From what I can garner, his tax advisors made a mistake. His tax team seemed to be local advisors that he trusted; whom grew as he grew. I suspect, that they had poor expertise in international reporting, and that the government saw an opening to attack someone very famous and to leverage his fame into awareness of international taxation and foreign bank reporting.


I can tell you from my own experience as an international tax attorney, that it is incredibly common to find good tax practitioners who make big mistakes on foreign reporting.  International taxation is complicated and very different than domestic taxation.


Warner could have gone to trial and hoped to prove a lack of willful intent, and I think a good criminal defense attorney could have gotten him acquitted. But, there’s two problems when one goes to trial. First, there is a possibility of acquittal, but a good chance that one could lose big.  Second, in order for Warner to prove his innocence at trial, he would need to provide dispositive evidence that his tax team dropped the ball.  Which could precipitate criminal charges to his tax team.  My guess is that Warner reasoned that he could absorb the far arrows better than the people he looked at as essential into making him a billionaire.  Therefore, Warner plead guilty, paid restitution and penalties, received two years of probation, and fortunatley never had to serve a day inside of a prison cell.

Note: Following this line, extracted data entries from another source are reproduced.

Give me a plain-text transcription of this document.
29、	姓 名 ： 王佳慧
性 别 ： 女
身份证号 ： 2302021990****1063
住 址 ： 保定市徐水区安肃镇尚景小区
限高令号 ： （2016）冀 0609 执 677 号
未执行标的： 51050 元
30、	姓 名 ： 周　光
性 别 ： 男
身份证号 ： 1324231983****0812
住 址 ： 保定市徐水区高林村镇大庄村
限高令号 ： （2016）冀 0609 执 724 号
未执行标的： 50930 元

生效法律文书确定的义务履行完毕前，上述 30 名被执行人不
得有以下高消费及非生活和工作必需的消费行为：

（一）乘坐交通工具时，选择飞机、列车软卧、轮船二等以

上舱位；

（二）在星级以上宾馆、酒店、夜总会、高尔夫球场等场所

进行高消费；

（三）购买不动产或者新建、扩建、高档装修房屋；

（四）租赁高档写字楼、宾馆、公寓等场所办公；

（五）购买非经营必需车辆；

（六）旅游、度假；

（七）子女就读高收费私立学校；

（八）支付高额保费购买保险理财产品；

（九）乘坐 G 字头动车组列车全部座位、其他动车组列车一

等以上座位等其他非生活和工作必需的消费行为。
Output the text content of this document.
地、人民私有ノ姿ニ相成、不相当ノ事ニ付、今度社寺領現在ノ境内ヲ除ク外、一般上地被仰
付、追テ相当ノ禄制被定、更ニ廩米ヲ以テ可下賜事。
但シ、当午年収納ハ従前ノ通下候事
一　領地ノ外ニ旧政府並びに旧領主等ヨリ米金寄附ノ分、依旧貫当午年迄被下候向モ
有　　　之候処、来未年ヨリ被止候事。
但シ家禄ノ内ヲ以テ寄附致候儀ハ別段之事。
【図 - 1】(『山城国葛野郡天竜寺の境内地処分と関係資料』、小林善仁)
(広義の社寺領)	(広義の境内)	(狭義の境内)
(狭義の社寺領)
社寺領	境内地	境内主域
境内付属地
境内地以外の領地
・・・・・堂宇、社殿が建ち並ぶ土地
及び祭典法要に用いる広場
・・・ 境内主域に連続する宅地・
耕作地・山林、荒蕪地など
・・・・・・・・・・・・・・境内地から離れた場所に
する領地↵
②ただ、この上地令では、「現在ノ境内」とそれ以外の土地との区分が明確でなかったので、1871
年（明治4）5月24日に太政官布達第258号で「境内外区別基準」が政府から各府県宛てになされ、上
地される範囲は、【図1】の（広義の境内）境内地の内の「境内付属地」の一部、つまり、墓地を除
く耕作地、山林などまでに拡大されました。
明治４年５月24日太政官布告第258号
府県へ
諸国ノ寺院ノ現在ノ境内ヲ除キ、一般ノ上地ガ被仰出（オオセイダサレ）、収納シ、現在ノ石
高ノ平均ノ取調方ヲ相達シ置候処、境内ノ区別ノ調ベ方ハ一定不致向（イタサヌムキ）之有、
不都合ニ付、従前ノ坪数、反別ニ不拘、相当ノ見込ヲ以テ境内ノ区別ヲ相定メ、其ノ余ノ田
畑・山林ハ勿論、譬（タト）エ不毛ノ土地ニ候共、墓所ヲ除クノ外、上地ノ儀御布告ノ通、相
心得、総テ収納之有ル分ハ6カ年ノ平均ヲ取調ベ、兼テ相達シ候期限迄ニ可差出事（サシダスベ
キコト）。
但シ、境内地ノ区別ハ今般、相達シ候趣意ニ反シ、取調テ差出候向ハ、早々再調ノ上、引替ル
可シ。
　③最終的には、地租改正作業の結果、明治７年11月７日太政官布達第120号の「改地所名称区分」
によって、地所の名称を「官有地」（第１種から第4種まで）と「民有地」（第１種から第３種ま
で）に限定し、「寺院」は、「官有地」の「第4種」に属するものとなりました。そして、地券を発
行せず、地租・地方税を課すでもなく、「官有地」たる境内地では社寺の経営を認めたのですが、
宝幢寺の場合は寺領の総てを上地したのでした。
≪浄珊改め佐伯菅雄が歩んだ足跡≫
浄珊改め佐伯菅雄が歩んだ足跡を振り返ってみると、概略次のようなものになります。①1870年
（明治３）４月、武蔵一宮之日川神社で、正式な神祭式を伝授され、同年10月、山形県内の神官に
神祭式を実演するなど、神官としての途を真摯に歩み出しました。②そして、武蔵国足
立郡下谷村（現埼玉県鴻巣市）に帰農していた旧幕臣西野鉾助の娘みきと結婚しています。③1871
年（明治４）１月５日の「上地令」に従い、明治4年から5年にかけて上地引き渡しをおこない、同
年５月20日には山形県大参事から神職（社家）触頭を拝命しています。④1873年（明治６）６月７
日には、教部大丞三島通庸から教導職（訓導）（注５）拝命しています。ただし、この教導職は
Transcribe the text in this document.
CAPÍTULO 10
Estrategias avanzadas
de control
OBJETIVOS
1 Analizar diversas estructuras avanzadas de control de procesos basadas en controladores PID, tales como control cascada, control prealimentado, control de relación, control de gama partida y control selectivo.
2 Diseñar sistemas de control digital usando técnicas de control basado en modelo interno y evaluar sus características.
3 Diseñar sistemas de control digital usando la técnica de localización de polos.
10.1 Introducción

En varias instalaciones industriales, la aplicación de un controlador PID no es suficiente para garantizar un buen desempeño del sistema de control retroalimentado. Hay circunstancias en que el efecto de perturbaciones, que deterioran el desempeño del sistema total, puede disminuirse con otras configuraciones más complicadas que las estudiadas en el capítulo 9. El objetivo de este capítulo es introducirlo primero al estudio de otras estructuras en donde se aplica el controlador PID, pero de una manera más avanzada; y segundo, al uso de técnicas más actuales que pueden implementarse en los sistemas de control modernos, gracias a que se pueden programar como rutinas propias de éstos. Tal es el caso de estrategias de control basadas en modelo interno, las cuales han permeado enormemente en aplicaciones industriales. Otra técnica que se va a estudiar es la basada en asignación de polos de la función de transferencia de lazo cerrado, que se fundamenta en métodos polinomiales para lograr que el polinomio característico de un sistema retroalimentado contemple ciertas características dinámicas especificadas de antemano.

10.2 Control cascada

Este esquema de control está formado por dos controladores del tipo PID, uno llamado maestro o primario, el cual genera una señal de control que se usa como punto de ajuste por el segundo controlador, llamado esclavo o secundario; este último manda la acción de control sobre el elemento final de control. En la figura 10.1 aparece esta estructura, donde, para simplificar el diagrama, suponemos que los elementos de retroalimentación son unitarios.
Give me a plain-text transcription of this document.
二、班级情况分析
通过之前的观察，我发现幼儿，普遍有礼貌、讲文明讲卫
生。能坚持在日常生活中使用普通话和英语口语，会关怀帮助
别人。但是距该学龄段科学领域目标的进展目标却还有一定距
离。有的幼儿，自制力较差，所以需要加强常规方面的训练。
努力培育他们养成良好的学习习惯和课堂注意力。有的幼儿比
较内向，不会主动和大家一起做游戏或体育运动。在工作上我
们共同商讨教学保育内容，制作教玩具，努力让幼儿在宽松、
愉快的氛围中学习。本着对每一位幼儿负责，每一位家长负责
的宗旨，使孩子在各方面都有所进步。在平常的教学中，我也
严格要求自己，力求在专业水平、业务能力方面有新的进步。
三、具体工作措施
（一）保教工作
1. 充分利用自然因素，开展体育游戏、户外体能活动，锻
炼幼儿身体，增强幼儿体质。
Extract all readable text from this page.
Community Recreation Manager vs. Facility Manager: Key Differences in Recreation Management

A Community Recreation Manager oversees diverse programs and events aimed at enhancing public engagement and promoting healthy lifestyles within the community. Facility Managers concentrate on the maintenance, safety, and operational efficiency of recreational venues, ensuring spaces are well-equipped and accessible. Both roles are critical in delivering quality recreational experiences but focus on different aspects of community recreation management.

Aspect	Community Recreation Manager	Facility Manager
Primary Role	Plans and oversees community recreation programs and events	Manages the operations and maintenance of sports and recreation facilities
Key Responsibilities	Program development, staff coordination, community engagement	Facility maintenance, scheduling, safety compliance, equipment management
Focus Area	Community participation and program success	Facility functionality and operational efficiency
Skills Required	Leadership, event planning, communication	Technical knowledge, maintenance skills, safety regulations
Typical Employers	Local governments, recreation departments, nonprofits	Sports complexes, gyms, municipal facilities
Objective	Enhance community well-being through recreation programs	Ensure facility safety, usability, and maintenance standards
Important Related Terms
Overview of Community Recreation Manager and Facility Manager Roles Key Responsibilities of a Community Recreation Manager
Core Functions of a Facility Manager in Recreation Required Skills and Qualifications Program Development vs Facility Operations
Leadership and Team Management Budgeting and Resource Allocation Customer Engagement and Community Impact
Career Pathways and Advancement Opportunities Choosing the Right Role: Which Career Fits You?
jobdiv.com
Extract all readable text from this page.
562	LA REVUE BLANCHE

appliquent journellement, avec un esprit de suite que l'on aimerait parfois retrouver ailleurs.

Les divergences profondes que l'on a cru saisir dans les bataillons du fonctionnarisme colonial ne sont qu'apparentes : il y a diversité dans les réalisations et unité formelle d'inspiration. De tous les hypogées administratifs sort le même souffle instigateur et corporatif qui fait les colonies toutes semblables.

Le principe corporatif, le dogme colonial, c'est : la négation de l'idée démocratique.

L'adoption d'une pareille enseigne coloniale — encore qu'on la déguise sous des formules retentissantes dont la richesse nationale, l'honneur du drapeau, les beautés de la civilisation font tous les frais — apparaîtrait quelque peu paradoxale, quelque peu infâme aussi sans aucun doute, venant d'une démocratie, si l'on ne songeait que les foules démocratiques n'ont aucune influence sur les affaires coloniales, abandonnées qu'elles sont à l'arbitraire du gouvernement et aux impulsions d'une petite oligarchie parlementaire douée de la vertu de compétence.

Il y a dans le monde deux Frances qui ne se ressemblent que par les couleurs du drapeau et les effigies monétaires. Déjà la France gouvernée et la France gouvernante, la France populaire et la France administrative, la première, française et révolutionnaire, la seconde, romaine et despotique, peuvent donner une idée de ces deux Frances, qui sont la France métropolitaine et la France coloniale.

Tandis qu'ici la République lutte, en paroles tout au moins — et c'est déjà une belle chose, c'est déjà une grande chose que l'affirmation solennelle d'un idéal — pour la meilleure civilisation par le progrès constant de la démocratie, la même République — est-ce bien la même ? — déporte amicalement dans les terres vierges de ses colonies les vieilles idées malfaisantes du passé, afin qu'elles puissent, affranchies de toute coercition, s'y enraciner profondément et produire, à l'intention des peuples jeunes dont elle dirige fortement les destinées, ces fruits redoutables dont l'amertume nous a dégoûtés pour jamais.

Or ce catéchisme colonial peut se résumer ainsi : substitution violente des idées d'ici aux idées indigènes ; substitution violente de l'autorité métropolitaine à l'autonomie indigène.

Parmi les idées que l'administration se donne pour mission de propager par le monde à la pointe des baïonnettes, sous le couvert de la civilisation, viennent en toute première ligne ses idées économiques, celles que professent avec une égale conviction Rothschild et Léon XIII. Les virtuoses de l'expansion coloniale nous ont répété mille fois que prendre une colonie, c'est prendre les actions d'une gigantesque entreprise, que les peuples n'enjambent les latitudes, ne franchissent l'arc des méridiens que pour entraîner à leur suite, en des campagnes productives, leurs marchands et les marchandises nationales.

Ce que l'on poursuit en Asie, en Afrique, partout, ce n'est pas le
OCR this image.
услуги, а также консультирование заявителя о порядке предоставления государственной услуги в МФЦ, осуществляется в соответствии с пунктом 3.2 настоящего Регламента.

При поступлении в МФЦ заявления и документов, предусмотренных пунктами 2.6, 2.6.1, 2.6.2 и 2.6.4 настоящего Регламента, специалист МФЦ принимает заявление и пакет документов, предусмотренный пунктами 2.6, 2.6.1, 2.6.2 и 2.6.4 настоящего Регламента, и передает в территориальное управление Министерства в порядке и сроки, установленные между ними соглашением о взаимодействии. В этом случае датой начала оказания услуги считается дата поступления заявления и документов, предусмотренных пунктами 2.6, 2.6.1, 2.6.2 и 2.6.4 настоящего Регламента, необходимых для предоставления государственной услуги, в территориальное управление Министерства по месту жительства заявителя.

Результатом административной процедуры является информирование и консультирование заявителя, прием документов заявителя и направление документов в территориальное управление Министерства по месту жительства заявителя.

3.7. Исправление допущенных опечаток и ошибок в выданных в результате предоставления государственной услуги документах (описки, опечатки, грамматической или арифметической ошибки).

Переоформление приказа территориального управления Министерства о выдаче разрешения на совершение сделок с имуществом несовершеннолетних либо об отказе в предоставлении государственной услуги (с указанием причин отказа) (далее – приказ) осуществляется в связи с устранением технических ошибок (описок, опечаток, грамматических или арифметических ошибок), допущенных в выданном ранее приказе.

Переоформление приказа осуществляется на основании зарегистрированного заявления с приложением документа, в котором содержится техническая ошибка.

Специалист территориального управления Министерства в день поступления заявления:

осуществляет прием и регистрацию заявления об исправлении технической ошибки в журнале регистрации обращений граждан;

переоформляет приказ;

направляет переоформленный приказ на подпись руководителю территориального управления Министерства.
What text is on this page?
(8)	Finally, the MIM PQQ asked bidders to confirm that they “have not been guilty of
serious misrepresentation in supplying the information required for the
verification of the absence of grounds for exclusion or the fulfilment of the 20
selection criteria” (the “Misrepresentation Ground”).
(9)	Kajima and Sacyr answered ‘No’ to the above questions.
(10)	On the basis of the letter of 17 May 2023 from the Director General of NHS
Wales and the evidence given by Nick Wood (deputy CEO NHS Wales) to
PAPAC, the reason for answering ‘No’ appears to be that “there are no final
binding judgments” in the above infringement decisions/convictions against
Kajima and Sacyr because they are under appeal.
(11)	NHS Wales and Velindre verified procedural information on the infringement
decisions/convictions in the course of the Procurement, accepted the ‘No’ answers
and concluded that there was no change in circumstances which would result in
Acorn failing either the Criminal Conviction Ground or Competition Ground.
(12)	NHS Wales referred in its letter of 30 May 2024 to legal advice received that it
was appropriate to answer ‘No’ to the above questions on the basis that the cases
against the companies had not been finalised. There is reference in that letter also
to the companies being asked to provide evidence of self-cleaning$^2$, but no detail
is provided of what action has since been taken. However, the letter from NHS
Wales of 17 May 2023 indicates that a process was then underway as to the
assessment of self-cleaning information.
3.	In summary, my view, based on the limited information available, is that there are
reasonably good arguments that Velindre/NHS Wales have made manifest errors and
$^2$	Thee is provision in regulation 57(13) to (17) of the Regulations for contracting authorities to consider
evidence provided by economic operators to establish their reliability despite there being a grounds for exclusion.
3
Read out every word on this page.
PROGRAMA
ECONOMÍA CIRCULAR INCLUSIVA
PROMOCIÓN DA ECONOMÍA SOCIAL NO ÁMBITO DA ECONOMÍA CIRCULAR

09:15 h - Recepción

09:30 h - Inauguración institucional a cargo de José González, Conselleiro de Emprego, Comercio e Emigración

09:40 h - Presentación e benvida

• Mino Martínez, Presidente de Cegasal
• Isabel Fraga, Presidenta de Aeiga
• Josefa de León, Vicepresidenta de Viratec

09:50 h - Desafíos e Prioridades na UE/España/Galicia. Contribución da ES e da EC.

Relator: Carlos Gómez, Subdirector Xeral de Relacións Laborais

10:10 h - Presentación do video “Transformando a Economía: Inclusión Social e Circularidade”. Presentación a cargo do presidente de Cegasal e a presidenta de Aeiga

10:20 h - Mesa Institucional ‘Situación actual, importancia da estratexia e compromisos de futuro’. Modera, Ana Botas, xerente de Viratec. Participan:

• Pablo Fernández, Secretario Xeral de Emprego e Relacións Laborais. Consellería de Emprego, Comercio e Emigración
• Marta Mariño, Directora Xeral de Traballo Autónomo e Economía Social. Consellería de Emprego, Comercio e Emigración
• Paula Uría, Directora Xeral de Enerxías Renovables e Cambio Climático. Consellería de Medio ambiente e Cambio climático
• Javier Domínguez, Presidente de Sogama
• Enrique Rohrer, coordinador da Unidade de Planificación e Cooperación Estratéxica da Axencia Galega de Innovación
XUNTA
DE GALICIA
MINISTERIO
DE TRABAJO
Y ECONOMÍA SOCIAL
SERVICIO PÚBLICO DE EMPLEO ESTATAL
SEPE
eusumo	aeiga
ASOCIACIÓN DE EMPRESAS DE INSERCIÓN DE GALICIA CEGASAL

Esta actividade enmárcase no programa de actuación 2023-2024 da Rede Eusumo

The important lesson: There are different tax rules for celebrities and for others with some degree of fame. The IRS is desperate to gets its message out of how unreasonable it can be by attacking celebrities and those with some notoriety. Some Americans can evade taxes for years and have little to worry about. Those with a following can be charged even if they make an innocent mistake. Therfore, make sure your international affairs can withstand the most brutal IRS scrutiny.